Después de la escala en Singapur, volví a Bali. Estaba un poco nervioso al ingresar, ya que había leído que los requisitos de entrada se habían endurecido recientemente, precisamente para que las personas no volaran un par de días para obtener un nuevo visado. Eso era exactamente lo que estaba haciendo. Tuve suerte. La mujer en inmigración solo quería saber cuánto tiempo me quedaría. Eso fue todo. Pasé una noche en el hotel, luego me recogieron a la mañana siguiente y me llevaron al campamento de surf en Canggu, cerca de Kuta beach, que estaba aproximadamente a una hora de distancia. Reservé una habitación privada con baño privado. La habitación era superbonita y me sentí muy a gusto. También había una piscina y dos adorables cachorros de seis meses de edad. Rufus y Emy. Emy se escapó el primer día y volvió en algún momento totalmente mojada y sucia.
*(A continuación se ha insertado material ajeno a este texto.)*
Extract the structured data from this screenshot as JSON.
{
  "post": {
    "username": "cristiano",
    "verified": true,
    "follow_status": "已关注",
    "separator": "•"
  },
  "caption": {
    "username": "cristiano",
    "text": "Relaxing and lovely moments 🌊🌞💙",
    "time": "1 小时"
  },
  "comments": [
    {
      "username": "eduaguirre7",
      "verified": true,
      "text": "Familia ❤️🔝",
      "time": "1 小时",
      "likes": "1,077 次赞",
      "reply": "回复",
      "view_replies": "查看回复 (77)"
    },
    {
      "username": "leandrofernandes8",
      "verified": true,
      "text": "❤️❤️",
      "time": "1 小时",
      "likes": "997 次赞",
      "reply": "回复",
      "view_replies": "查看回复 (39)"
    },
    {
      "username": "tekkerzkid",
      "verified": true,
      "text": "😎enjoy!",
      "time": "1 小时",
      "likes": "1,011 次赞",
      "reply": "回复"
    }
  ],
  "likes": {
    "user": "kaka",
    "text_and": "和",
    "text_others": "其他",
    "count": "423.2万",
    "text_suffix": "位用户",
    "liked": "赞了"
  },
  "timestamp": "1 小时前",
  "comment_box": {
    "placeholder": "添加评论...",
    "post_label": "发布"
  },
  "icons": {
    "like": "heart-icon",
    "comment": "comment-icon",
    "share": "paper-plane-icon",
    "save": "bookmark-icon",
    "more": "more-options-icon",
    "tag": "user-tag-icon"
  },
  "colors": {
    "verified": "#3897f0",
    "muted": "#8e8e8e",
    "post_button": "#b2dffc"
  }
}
Luego conocí a otros principiantes en surf, Sam de Australia, Theresa de Alemania y Remus de Singapur. Y después hubo un poco de teoría. Seguido de eso, tuve mi clase de yoga, ya que había reservado Surf y Yoga. El yoga fue muy relajante y se centró principalmente en la respiración. Después hubo entrenamiento de surf en la piscina. A la mañana siguiente, a las siete en punto, nos dirigimos a la playa. Fue super agotador, pero también muy divertido. Aún más, después de que me arrastraron por primera vez en la lavadora de olas. Solo queda esperar, porque no sabes dónde está arriba y abajo. Es molesto cuando emergiste, respiras aire y viene la siguiente ola. En el curso nos enseñaron qué hacer: llevar la tabla detrás y sumergirse debajo de la ola. Luego, rápido sobre la tabla y remar hacia afuera, esperando una buena ola. Luego, remar de nuevo, esta vez hacia la playa y levantarse en el momento adecuado. Eso es lo más difícil: capturar el momento correcto. El yoga de la tarde fue super relajante como equilibrio y, en ocasiones, casi, realmente nos dormimos durante la clase de yoga. Por la noche, normalmente íbamos a cenar juntos. En la última noche, cenamos en un hermoso restaurante de piscina en la playa. Se llamaba La Brisa y el lugar era increíble. Luces por todas partes y bonitos asientos. Definitivamente tuvimos una hermosa última noche y nos dio un poco de tristeza que se terminara, pues éramos un grupo verdadero. También fue agradable para mí no tener que planear nada, sino que cada día estaba estructurado y había horarios fijos. Eso fue realmente relajante.